Running a new job

Once the master node creates a new masterJobCoordinator instance, it invokes its RunJob method to kick off the execution of the job. Since the method is a bit lengthy, we will break it down into a set of smaller blocks:

execFactory := newMasterExecutorFactory(c.cfg.serializer, c.barrier)
executor, err := c.cfg.jobRunner.StartJob(c.cfg.jobDetails, execFactory)
if err != nil {
    c.cancelJobCtx()
    return xerrors.Errorf("unable to start job on master: %w", err)
}

for assignedPartition, w := range c.cfg.workers {
    w.SetDisconnectCallback(c.handleWorkerDisconnect)
    if err := c.publishJobDetails(w, assignedPartition); err != nil {
        c.cfg.jobRunner.AbortJob(c.cfg.jobDetails)
        c.cancelJobCtx()
        return err
    }
}

The first two lines in the previous block should look a bit familiar. We are following exactly the same initialization pattern as we did with the worker coordinator's implementation, which is we first create our custom executor factory and invoke the user-provided StartJob method to obtain an executor for the graph algorithm. Then, we iterate the list of worker streams and invoke the publishJobDetails helper to construct and send a JobDetails payload to each connected worker.

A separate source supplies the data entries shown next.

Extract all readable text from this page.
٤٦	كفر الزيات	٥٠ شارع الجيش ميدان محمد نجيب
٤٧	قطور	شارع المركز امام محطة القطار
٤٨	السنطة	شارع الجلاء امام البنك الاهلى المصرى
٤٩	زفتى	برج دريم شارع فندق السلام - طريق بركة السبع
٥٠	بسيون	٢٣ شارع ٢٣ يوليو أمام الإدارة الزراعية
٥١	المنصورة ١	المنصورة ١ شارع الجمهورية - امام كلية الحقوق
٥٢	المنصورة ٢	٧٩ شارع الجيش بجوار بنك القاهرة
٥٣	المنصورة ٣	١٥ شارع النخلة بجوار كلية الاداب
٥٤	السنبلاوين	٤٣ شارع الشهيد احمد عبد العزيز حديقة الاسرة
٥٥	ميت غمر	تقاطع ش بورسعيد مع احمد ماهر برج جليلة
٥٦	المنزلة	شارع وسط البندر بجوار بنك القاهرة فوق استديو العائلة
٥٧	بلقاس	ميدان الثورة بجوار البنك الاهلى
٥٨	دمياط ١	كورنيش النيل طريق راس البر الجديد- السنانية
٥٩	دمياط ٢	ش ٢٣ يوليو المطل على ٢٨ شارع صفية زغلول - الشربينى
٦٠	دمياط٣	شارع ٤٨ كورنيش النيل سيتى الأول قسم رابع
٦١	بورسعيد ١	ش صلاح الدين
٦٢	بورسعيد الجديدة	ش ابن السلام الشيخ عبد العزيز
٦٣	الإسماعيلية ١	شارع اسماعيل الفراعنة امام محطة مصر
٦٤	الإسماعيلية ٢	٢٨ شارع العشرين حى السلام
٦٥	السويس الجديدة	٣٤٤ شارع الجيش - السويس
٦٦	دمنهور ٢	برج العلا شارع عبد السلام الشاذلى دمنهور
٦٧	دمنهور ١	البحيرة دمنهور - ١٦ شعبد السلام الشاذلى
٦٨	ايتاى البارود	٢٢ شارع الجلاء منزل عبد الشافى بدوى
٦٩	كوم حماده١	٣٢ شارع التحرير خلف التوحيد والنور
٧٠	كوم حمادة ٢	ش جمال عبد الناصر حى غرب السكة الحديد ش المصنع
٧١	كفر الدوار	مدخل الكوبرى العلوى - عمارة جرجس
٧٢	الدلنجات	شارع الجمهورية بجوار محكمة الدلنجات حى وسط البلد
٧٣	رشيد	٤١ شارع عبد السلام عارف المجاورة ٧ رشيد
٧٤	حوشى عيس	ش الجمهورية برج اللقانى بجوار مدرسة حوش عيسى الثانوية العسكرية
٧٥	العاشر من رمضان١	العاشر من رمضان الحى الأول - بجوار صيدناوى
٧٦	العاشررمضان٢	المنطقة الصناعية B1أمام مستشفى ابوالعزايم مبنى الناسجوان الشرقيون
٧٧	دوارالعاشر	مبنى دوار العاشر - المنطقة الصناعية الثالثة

But how does the publishJobDetails method actually figure what UUID range to include in each outgoing JobDetails message? If you recall from Chapter 10, Building, Packaging, and Deploying Software, the Range type provides the PartitionExtents convenience method, which gives a partition number in the [0, numPartitions) range. It returns the UUID values that correspond to the beginning and end of the requested partition. So, all we need to do here is to treat the worker's index in the worker list as the partition number assigned to the worker!

Once the JobDetails payloads are broadcast by the master and received by the workers, each worker will create its own local job coordinator and begin executing the job just as we saw in the previous section.

As the master is dealing with multiple worker streams, we need to spin up a goroutine for handling incoming payloads from each worker. To ensure that all goroutines properly exit before RunJob returns, we will make use of sync.WaitGroup:

var wg sync.WaitGroup
wg.Add(len(c.cfg.workers))
graph := executor.Graph()
for workerIndex, worker := range c.cfg.workers {
    go func(workerIndex int, worker *remoteWorkerStream) {
        defer wg.Done()
        c.handleWorkerPayloads(workerIndex, worker, graph)
    }(workerIndex, worker)
}

While our goroutines are busy handling incoming payloads, the master executes the various stages of the graph's state machine:

if err = c.runJobToCompletion(executor); err != nil {
    c.cfg.jobRunner.AbortJob(c.cfg.jobDetails)
    if xerrors.Is(err, context.Canceled) {
        err = errJobAborted
    }
}

c.cancelJobCtx()
wg.Wait() // wait for any spawned goroutines to exit before returning.
return err
}

Once the job execution completes (with or without an error), the job context is canceled to send a stop signal to any still-running payload processing goroutines. The RunJob method then blocks until all goroutines exit and then returns.